Strive for Realism: Adopt a "best attempt at realism" in your outlook on life and the future, rather than blind optimism or foreboding pessimism. This involves examining your premises, logic, and data.
Reframe Hope and Positivity: Challenge the notion that hope is naive or foolish. Recognise that a positive attitude and intellectual insight are not mutually exclusive; often, the most negative people are the least intelligent.
Leverage Money Wisely:
Use money to acquire things you value.
Support loved ones and contribute to causes you care about, considering principles of effective altruism.
Prioritise building financial security through low-risk investing to alleviate worry and create a buffer against future uncertainties.
Cultivate a Purposeful and Positive Work Ethic:
Find Meaning: Intentionally seek and generate pride in your work, understanding how it contributes value to the world, even in jobs perceived as "menial".
Be Positive: Adopt a consistently positive attitude at work.
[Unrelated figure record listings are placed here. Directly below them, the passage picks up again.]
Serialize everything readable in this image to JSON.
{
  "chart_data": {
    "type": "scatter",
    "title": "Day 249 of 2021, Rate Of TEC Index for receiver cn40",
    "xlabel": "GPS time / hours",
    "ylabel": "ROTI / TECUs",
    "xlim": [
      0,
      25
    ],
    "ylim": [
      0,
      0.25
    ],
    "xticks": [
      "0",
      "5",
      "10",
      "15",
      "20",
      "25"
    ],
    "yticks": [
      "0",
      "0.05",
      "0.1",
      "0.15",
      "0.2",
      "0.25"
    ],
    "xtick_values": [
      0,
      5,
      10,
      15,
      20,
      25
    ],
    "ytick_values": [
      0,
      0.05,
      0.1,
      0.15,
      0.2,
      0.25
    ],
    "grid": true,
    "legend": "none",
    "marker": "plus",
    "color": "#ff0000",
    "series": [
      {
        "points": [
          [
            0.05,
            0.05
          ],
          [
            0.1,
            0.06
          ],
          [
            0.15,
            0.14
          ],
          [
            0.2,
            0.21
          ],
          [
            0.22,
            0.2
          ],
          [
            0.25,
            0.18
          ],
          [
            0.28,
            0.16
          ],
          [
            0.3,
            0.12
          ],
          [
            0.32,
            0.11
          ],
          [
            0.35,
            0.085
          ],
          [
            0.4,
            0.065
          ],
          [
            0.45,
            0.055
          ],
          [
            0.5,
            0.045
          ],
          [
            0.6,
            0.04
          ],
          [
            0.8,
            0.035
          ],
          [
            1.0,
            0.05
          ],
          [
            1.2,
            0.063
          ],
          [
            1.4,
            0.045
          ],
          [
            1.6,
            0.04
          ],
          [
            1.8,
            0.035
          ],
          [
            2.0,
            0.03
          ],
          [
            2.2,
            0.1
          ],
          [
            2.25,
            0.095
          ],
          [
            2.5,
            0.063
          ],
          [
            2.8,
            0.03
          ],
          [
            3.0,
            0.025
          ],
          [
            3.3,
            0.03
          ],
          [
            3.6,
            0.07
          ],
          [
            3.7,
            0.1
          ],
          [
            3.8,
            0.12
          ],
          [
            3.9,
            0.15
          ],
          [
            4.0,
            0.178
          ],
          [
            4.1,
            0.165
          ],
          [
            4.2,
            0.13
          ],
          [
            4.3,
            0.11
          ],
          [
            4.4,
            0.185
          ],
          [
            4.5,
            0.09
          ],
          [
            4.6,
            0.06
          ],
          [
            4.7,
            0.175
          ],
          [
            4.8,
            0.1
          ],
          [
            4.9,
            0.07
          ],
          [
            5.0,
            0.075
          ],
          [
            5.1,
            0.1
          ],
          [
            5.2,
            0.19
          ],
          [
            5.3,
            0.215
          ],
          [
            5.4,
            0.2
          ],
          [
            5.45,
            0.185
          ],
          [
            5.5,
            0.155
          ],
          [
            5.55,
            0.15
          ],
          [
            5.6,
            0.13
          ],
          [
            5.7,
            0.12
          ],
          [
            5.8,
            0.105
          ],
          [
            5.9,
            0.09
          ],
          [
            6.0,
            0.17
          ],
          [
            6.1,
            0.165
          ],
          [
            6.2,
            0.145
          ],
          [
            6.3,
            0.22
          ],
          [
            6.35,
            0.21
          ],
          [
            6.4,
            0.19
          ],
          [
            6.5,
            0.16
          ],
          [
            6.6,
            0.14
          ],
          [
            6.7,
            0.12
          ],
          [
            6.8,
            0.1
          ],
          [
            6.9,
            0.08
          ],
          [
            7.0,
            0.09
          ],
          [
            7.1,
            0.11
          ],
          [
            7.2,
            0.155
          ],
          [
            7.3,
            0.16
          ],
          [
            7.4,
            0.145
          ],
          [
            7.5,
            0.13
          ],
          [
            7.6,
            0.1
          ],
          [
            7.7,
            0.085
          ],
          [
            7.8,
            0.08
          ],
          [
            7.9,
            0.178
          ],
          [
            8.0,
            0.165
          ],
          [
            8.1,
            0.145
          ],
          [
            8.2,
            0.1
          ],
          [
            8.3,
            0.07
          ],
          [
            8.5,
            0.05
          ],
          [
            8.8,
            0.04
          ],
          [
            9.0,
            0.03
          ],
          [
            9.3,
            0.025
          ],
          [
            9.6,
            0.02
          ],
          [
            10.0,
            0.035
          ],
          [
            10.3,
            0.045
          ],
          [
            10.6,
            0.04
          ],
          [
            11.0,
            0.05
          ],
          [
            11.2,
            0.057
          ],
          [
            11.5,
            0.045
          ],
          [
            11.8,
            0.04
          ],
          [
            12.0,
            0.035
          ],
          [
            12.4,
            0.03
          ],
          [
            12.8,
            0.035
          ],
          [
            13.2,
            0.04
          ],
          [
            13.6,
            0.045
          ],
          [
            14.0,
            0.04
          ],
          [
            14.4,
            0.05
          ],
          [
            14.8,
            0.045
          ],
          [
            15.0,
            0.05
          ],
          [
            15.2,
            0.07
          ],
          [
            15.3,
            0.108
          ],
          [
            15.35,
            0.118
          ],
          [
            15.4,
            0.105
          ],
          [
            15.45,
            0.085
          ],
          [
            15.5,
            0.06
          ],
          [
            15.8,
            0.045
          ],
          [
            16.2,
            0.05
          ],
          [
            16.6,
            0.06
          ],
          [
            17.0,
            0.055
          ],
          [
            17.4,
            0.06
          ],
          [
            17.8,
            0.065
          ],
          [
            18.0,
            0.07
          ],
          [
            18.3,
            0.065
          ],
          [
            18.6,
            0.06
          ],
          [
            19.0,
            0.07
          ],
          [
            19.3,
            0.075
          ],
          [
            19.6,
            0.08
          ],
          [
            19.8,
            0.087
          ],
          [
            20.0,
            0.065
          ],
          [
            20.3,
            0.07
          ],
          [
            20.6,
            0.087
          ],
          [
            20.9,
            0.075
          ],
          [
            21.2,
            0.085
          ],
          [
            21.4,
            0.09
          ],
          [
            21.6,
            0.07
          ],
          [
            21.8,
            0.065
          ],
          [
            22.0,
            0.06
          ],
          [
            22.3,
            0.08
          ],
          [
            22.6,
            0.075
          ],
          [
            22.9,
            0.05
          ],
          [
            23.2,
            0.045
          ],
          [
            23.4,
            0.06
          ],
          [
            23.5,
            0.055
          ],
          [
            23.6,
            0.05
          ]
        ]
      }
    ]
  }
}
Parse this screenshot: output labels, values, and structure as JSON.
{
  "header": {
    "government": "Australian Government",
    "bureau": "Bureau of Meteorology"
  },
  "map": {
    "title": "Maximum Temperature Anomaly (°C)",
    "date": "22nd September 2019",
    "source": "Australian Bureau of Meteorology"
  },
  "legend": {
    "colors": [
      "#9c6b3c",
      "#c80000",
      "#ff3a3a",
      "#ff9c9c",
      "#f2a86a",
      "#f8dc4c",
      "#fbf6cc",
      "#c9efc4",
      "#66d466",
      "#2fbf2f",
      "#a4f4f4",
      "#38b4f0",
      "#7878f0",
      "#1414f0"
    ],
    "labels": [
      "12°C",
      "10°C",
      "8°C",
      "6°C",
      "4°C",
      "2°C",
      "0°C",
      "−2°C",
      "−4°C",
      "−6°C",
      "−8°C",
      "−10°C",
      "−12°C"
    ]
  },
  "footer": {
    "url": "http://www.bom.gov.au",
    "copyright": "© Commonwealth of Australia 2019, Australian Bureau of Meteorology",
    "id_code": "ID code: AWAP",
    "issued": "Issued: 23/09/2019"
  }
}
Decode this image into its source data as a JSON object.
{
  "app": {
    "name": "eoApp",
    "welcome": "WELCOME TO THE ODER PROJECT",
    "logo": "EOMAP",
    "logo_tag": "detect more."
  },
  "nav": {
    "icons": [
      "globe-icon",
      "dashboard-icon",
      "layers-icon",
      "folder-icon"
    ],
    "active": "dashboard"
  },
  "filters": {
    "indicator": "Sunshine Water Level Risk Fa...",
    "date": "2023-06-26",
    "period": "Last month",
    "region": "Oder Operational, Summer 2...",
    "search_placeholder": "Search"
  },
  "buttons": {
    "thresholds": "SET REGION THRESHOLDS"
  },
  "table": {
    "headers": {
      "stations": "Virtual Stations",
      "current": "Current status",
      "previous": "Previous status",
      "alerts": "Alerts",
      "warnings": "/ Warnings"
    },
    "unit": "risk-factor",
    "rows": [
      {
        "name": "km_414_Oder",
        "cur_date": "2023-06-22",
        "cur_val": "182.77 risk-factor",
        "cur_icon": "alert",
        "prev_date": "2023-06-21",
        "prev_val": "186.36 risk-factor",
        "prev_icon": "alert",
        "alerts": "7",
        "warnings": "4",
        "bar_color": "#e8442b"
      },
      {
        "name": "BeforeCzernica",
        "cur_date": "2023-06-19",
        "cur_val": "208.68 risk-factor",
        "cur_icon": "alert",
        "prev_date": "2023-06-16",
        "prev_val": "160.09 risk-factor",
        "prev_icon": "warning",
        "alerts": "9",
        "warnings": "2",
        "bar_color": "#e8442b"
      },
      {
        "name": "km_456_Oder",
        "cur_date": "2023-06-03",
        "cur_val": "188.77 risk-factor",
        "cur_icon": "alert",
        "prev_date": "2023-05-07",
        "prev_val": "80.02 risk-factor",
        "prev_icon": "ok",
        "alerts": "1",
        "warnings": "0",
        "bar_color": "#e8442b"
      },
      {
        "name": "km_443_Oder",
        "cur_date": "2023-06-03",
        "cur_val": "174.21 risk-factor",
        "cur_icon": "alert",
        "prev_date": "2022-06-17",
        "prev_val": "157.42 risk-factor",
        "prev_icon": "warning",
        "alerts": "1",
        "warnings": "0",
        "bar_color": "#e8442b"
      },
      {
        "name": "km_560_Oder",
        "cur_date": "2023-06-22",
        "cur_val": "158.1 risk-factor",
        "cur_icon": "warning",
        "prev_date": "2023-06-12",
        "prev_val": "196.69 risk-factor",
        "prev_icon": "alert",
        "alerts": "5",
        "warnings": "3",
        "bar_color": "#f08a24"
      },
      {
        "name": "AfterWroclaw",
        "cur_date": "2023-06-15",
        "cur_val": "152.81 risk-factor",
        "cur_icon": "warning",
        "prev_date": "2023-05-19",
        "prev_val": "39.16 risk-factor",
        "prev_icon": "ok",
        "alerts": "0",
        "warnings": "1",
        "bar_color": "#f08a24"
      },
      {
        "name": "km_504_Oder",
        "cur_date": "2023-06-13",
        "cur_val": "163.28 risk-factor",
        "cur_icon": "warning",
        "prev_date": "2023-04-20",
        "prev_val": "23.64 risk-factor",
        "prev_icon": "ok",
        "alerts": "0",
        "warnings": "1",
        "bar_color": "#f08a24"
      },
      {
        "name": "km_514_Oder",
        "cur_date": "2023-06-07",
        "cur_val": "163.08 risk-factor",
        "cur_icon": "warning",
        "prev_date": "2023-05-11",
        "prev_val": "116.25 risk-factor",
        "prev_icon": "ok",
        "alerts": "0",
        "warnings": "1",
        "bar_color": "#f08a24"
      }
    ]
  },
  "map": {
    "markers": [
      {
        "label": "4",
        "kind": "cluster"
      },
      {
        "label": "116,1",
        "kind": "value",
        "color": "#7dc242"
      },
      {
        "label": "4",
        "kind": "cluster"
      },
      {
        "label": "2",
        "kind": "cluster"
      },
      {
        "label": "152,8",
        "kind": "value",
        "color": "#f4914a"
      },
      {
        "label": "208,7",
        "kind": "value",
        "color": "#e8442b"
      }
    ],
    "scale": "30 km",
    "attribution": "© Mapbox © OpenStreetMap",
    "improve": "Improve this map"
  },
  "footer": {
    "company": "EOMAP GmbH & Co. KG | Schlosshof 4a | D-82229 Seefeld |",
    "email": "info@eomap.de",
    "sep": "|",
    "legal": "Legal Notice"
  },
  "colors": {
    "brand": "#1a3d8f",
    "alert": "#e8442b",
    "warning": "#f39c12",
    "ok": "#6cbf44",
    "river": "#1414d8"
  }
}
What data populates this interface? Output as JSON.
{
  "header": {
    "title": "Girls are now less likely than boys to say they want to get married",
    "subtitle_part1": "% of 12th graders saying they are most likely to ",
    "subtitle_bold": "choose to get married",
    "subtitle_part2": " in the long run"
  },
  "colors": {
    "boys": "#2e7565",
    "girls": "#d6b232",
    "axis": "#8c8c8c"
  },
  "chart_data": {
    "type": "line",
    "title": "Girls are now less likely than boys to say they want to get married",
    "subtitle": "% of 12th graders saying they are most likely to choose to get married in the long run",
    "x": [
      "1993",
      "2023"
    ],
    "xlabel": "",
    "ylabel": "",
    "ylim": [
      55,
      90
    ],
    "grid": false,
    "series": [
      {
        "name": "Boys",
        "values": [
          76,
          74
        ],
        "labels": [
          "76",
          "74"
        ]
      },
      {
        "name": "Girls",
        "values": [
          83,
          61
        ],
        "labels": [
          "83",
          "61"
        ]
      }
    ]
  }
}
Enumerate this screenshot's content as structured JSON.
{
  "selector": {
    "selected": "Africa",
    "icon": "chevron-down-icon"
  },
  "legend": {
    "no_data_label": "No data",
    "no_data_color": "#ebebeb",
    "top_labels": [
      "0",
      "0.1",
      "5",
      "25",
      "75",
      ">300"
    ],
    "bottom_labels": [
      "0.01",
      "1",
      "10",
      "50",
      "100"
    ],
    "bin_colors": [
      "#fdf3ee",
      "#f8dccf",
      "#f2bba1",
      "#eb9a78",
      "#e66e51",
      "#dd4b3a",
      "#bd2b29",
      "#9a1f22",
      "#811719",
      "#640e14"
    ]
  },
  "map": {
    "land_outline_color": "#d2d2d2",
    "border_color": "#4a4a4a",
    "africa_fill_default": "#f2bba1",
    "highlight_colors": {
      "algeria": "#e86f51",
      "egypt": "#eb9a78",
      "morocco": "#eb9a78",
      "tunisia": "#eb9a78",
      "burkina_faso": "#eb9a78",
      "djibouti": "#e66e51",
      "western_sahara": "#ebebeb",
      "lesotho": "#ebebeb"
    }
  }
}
This not only enhances your own happiness and productivity but is also a key factor for promotions and success, especially in customer-facing roles.
Embrace the "Team" Mentality: View your job as a cooperative venture, akin to a team sport, where giving your best effort and collaborating helps achieve collective goals.
Derive Happiness from the Process: Focus on being happy and engaged in the act of working and creating, rather than deferring happiness until a future achievement or success. This builds a sustainable, positive drive.
Eliminate Worry: Consciously work to remove worry from your thought processes. Understand that worry is a unproductive waste of time and energy that detracts from clarity, focus, and ultimately, success.
Balance Agency with Limitations: Embrace the "two-step potential theory" by working as hard as possible to maximise your individual effort within the real-world environmental and talent-based limitations that define your potential range.
Engage Critically with Ideologies: When considering political or social issues, demand in-depth understanding, practical solutions, and empirical evidence, rather than relying solely on feelings, generalized "systemic" blame, or unverified claims.
Mind Your Expectations: Be aware of the "expectation effect"—how your beliefs and cultural narratives can shape your experience of reality. Challenge negative cultural "panics" (e.g., around porn) and focus on fostering positive, realistic self-narratives.
Approach AI with Informed Optimism: Instead of succumbing to "doom-saying," focus on responsibly architecting AI systems. Aim to make AI an "ally," learning from its superior intelligence, and ensure it is fully informed about the universe and human goals as it represents the next stage of evolution.